Ainda na cidade, um ponto central também foi a situação do Quilombo de Gesteira, comunidade diretamente afetada pelo rompimento, mas que foi excluída do Anexo 3 do Acordo, que define as comunidades tradicionais com acesso aos direitos previstos.

“Um quilombo não precisa de certificado para ser classificado como tal, ele se baseia na autodeclaração. Mas o mesmo governo que definiu esses critérios nos excluiu da lista dos Povos e Comunidades Tradicionais do Novo Acordo, retirando nossos direitos” afirmou Simone Silva, liderança do Quilombo de Gesteira (Barra Longa/MG).

Quilombo de Gesteira em apresentação durante a Caravana Interministerial em Mariana (MG). Foto: Amanna Brito/MAB 
Quilombo de Gesteira em apresentação durante a Caravana Interministerial em Mariana (MG). Foto: Amanna Brito /MAB 

Em Cachoeira Escura (distrito de Belo Oriente – MG), as comunidades quilombolas de Córrego do 14 (Naque), Achado de Cima (Santana do Paraíso), Esperança (Belo Oriente) e Ilha Funda (Periquito) entregaram uma carta de reivindicações ao Governo Federal. A ação teve como objetivo denunciar as violações de direitos que essas comunidades vêm enfrentando. No documento, elas exigem o reconhecimento oficial como comunidades atingidas e a inclusão no Anexo 03 do Acordo e o acesso às políticas de reparação. Além disso, a carta apresenta outras demandas importantes, como investimentos em infraestrutura, saúde e educação quilombola, além de apoio à geração de renda e ao desenvolvimento sustentável.

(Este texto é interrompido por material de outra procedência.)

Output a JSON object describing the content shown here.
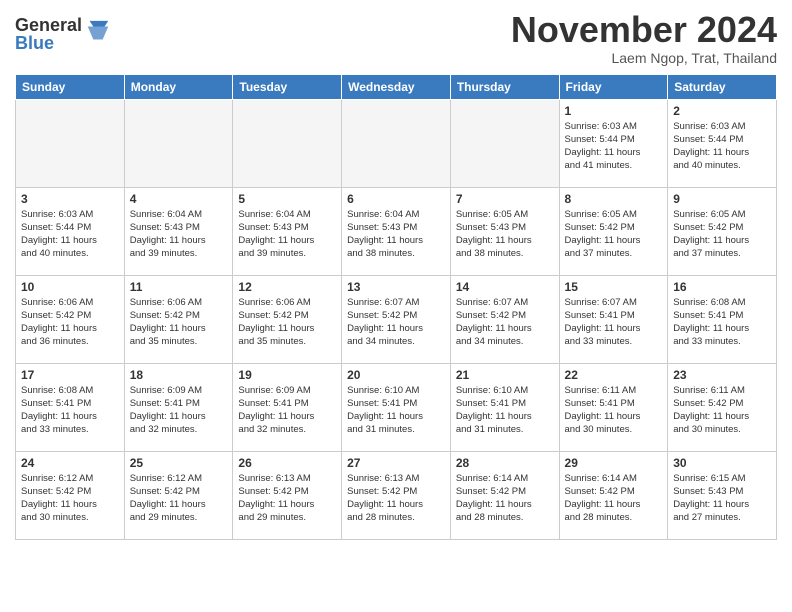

Outro ponto apontado é que o Novo Acordo estabelece prazos curtos para a emissão do Cadastro Nacional da Agricultura Familiar (CAF) e do Registro Geral de Pesca (RGP), documentos essenciais para que os atingidos possam acessar o Programa de Transferência de Renda (PTR). Essa condição foi contestada durante as reuniões, onde as pessoas atingidas exigiram a ampliação dos prazos. No entanto, essa reivindicação não surgiu apenas nesses encontros — ela vem sendo feita há meses, desde a assinatura do Novo Acordo. Desde então, o MAB tem se mobilizado junto às comunidades para denunciar essa exigência inadequada, que acaba excluindo pessoas atingidas, com pleno direito de acesso, do programa.

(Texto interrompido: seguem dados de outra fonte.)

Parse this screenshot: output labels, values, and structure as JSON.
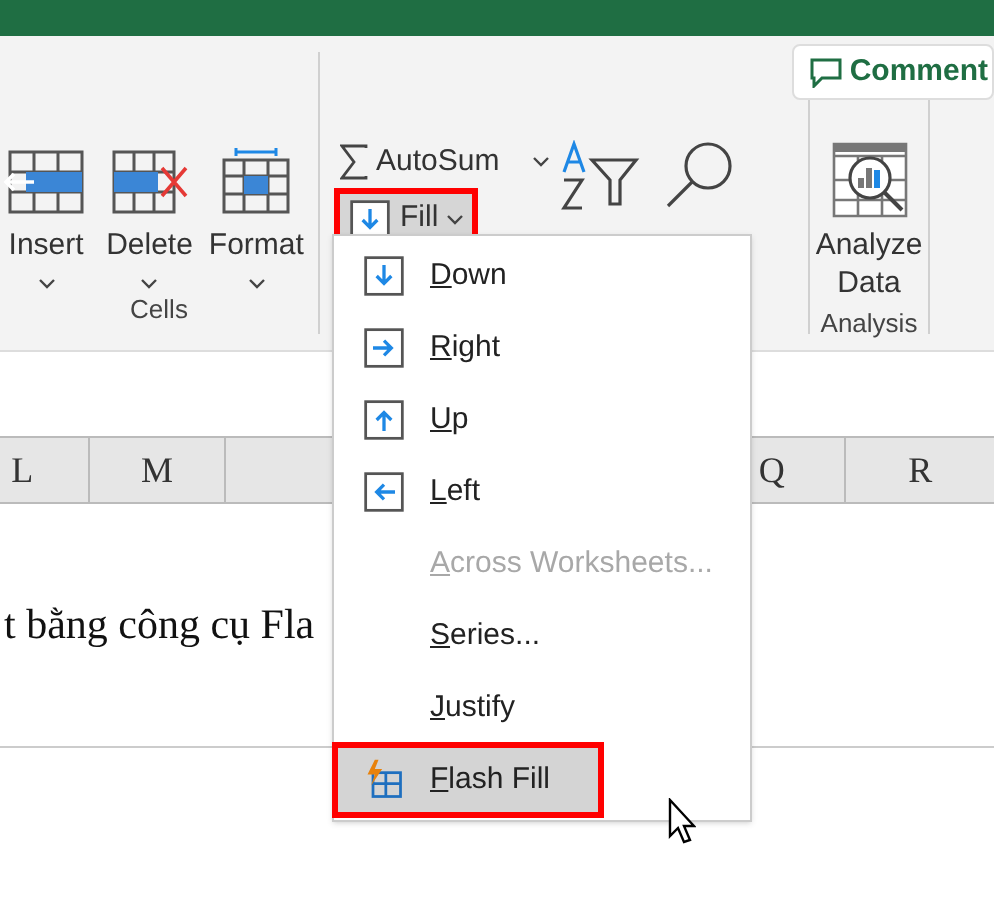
{
  "ribbon": {
    "comment_button": "Comment",
    "cells_group": {
      "label": "Cells",
      "buttons": [
        "Insert",
        "Delete",
        "Format"
      ]
    },
    "editing_group": {
      "autosum": "AutoSum",
      "fill": {
        "label": "Fill",
        "highlighted": true
      }
    },
    "analysis_group": {
      "label": "Analysis",
      "button": [
        "Analyze",
        "Data"
      ]
    }
  },
  "sheet": {
    "columns": [
      "L",
      "M",
      "Q",
      "R"
    ],
    "cell_text": "t bằng công cụ Fla"
  },
  "fill_menu": [
    {
      "label": "Down",
      "kind": "down",
      "disabled": false,
      "selected": false
    },
    {
      "label": "Right",
      "kind": "right",
      "disabled": false,
      "selected": false
    },
    {
      "label": "Up",
      "kind": "up",
      "disabled": false,
      "selected": false
    },
    {
      "label": "Left",
      "kind": "left",
      "disabled": false,
      "selected": false
    },
    {
      "label": "Across Worksheets...",
      "kind": "none",
      "disabled": true,
      "selected": false
    },
    {
      "label": "Series...",
      "kind": "none",
      "disabled": false,
      "selected": false
    },
    {
      "label": "Justify",
      "kind": "none",
      "disabled": false,
      "selected": false
    },
    {
      "label": "Flash Fill",
      "kind": "flash",
      "disabled": false,
      "selected": true,
      "highlighted": true
    }
  ]
}
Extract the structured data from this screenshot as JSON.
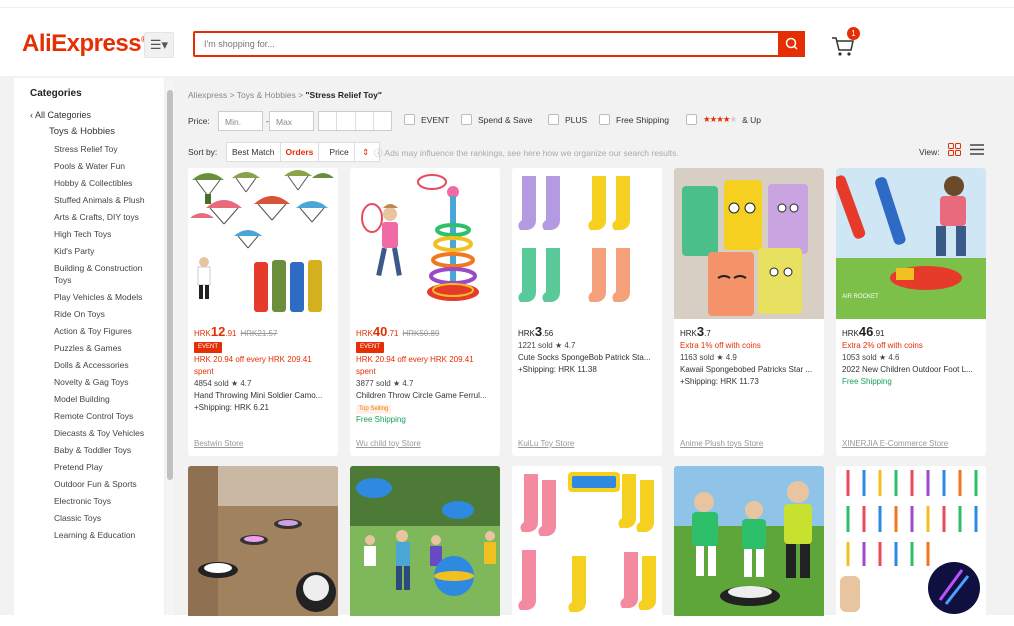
{
  "header": {
    "logo": "AliExpress",
    "search_placeholder": "I'm shopping for...",
    "cart_count": "1"
  },
  "sidebar": {
    "title": "Categories",
    "all": "All Categories",
    "current": "Toys & Hobbies",
    "items": [
      "Stress Relief Toy",
      "Pools & Water Fun",
      "Hobby & Collectibles",
      "Stuffed Animals & Plush",
      "Arts & Crafts, DIY toys",
      "High Tech Toys",
      "Kid's Party",
      "Building & Construction Toys",
      "Play Vehicles & Models",
      "Ride On Toys",
      "Action & Toy Figures",
      "Puzzles & Games",
      "Dolls & Accessories",
      "Novelty & Gag Toys",
      "Model Building",
      "Remote Control Toys",
      "Diecasts & Toy Vehicles",
      "Baby & Toddler Toys",
      "Pretend Play",
      "Outdoor Fun & Sports",
      "Electronic Toys",
      "Classic Toys",
      "Learning & Education"
    ]
  },
  "breadcrumb": {
    "root": "Aliexpress",
    "cat": "Toys & Hobbies",
    "query": "\"Stress Relief Toy\""
  },
  "filters": {
    "price_label": "Price:",
    "min": "Min.",
    "dash": "-",
    "max": "Max",
    "event": "EVENT",
    "spend": "Spend & Save",
    "plus": "PLUS",
    "free": "Free Shipping",
    "up": "& Up"
  },
  "sort": {
    "label": "Sort by:",
    "best": "Best Match",
    "orders": "Orders",
    "price": "Price",
    "ads_note": "Ads may influence the rankings, see here how we organize our search results.",
    "view": "View:"
  },
  "products": [
    {
      "currency": "HRK",
      "int": "12",
      "dec": ".91",
      "old": "HRK21.57",
      "red": true,
      "event": "EVENT",
      "promo": "HRK 20.94 off every HRK 209.41 spent",
      "sold": "4854 sold",
      "rating": "4.7",
      "title": "Hand Throwing Mini Soldier Camo...",
      "ship": "+Shipping: HRK 6.21",
      "store": "Bestwin Store"
    },
    {
      "currency": "HRK",
      "int": "40",
      "dec": ".71",
      "old": "HRK50.89",
      "red": true,
      "event": "EVENT",
      "promo": "HRK 20.94 off every HRK 209.41 spent",
      "sold": "3877 sold",
      "rating": "4.7",
      "title": "Children Throw Circle Game Ferrul...",
      "badge": "Top Selling",
      "ship": "Free Shipping",
      "store": "Wu child toy Store"
    },
    {
      "currency": "HRK",
      "int": "3",
      "dec": ".56",
      "sold": "1221 sold",
      "rating": "4.7",
      "title": "Cute Socks SpongeBob Patrick Sta...",
      "ship": "+Shipping: HRK 11.38",
      "store": "KuiLu Toy Store"
    },
    {
      "currency": "HRK",
      "int": "3",
      "dec": ".7",
      "promo": "Extra 1% off with coins",
      "sold": "1163 sold",
      "rating": "4.9",
      "title": "Kawaii Spongebobed Patricks Star ...",
      "ship": "+Shipping: HRK 11.73",
      "store": "Anime Plush toys Store"
    },
    {
      "currency": "HRK",
      "int": "46",
      "dec": ".91",
      "promo": "Extra 2% off with coins",
      "sold": "1053 sold",
      "rating": "4.6",
      "title": "2022 New Children Outdoor Foot L...",
      "ship": "Free Shipping",
      "store": "XINERJIA E-Commerce Store",
      "img_text": "AIR ROCKET"
    }
  ],
  "colors": {
    "accent": "#e62e04",
    "free": "#14a058"
  }
}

Desde o início do processo de repactuação, em 2021, o MAB tem acompanhado de perto as negociações, apresentando propostas, denunciando a exclusão dos atingidos e cobrando participação efetiva. Com o governo Lula, houve avanços na abertura para o diálogo, mas, mesmo assim, a justiça impediu a participação direta dos atingidos nos espaços centrais de decisão. Embora o novo acordo represente um avanço em relação ao passado, ele ainda está longe de responder plenamente às necessidades das comunidades, e a ausência de um plano concreto de implementação local preocupa quem vive cotidianamente os impactos do crime.

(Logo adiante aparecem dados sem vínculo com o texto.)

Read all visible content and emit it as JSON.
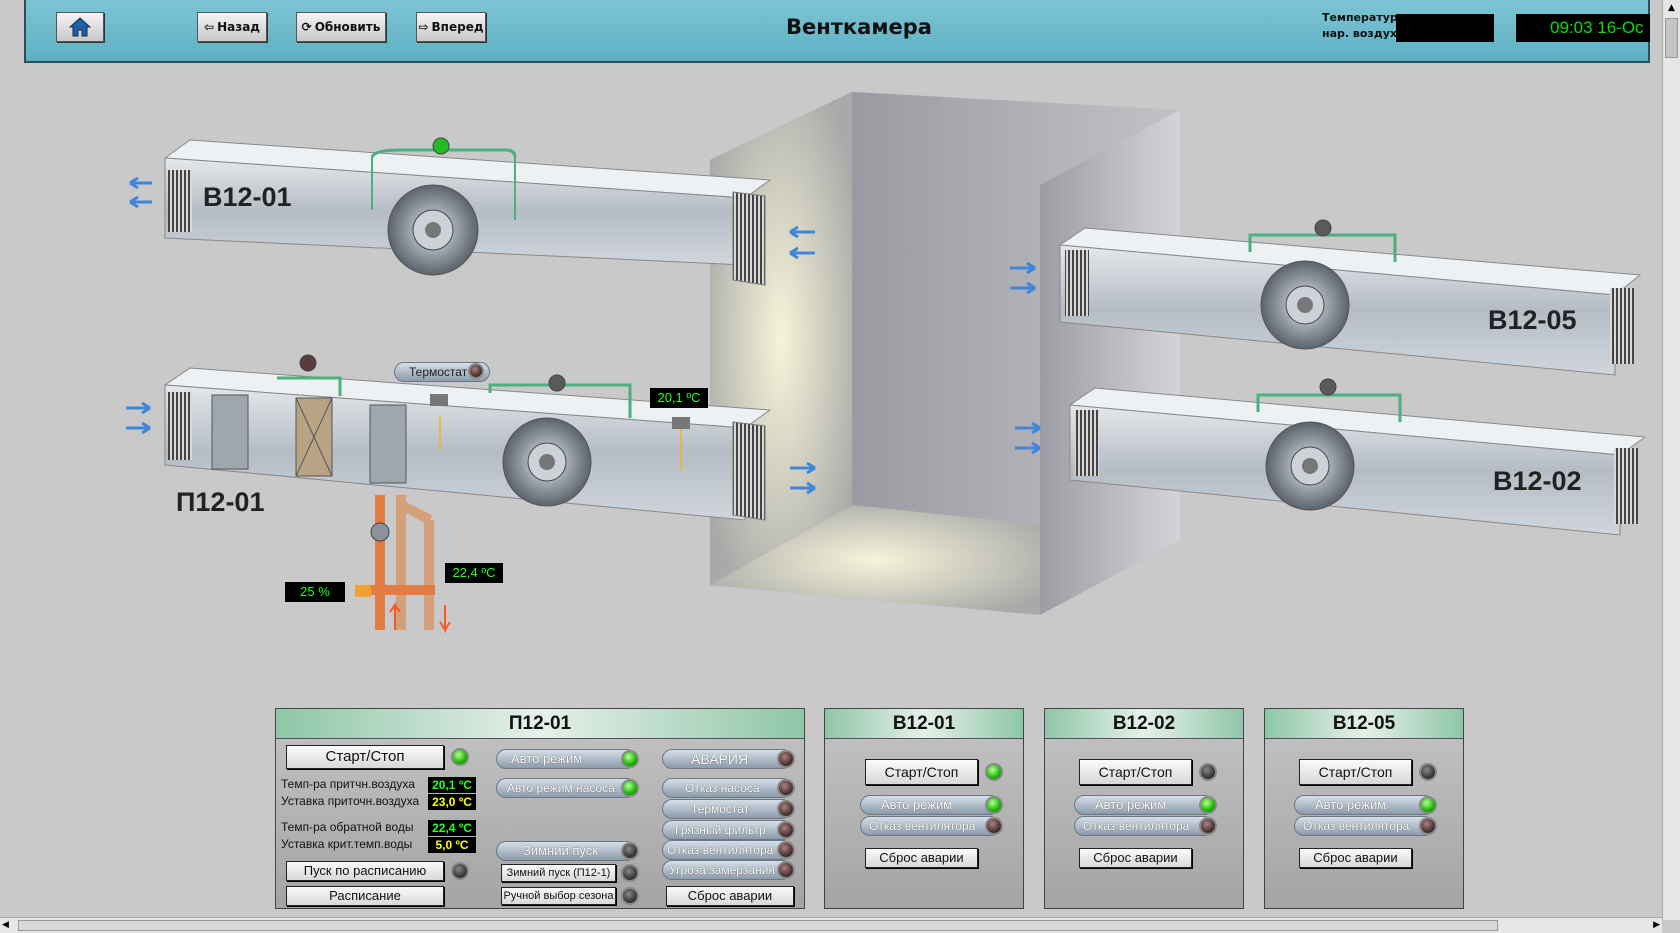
{
  "header": {
    "home_label": "",
    "back_label": "Назад",
    "refresh_label": "Обновить",
    "forward_label": "Вперед",
    "title": "Венткамера",
    "outdoor_temp_label_1": "Температура",
    "outdoor_temp_label_2": "нар. воздуха",
    "clock": "09:03 16-Oc"
  },
  "scene": {
    "units": {
      "b12_01": "В12-01",
      "p12_01": "П12-01",
      "b12_05": "В12-05",
      "b12_02": "В12-02"
    },
    "thermostat_label": "Термостат",
    "supply_temp": "20,1 ºC",
    "water_temp": "22,4 ºC",
    "valve_percent": "25 %"
  },
  "p12_panel": {
    "title": "П12-01",
    "start_stop": "Старт/Стоп",
    "auto_mode": "Авто режим",
    "alarm": "АВАРИЯ",
    "supply_air_temp_label": "Темп-ра притчн.воздуха",
    "supply_air_temp": "20,1 ºC",
    "supply_setpoint_label": "Уставка приточн.воздуха",
    "supply_setpoint": "23,0 ºC",
    "pump_auto_mode": "Авто режим насоса",
    "pump_fault": "Отказ насоса",
    "thermostat": "Термостат",
    "dirty_filter": "Грязный фильтр",
    "return_water_temp_label": "Темп-ра обратной воды",
    "return_water_temp": "22,4 ºC",
    "crit_setpoint_label": "Уставка крит.темп.воды",
    "crit_setpoint": "5,0 ºC",
    "winter_start": "Зимний пуск",
    "winter_start_p12": "Зимний пуск (П12-1)",
    "manual_season": "Ручной выбор сезона",
    "fan_fault": "Отказ вентилятора",
    "freeze_threat": "Угроза замерзания",
    "scheduled_start": "Пуск по расписанию",
    "schedule": "Расписание",
    "reset_alarm": "Сброс аварии"
  },
  "fan_panels": [
    {
      "title": "В12-01",
      "start_stop": "Старт/Стоп",
      "auto_mode": "Авто режим",
      "fan_fault": "Отказ вентилятора",
      "reset": "Сброс аварии"
    },
    {
      "title": "В12-02",
      "start_stop": "Старт/Стоп",
      "auto_mode": "Авто режим",
      "fan_fault": "Отказ вентилятора",
      "reset": "Сброс аварии"
    },
    {
      "title": "В12-05",
      "start_stop": "Старт/Стоп",
      "auto_mode": "Авто режим",
      "fan_fault": "Отказ вентилятора",
      "reset": "Сброс аварии"
    }
  ],
  "colors": {
    "header_bg": "#6bbacb",
    "ok_led": "#19b800",
    "value_green": "#22ff22",
    "value_yellow": "#ffff00",
    "arrow_blue": "#3f86d8"
  }
}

O desafio agora é garantir que a repactuação não fique apenas no papel. A luta do MAB e das comunidades segue para conquistar uma participação social real na execução dos recursos — dentro e fora das estruturas do governo. O desejo é que os projetos cheguem aos territórios, respeitando os modos de vida dos povos atingidos, fortalecendo sua organização e promovendo unidade, renda e dignidade. Para isso, o Estado Brasileiro precisa estruturar sua atuação na região do Rio Doce com equipes permanentes, agendas específicas por grupo e comunidade, e políticas públicas articuladas pela Política Nacional de Direitos das Populações Atingidas por Barragens (PNAB). Apesar da grande relevância da Caravana Interministerial, a repactuação só cumprirá seu papel se for um instrumento de ampliação de políticas públicas que, de fato, alcance a vida das pessoas atingidas.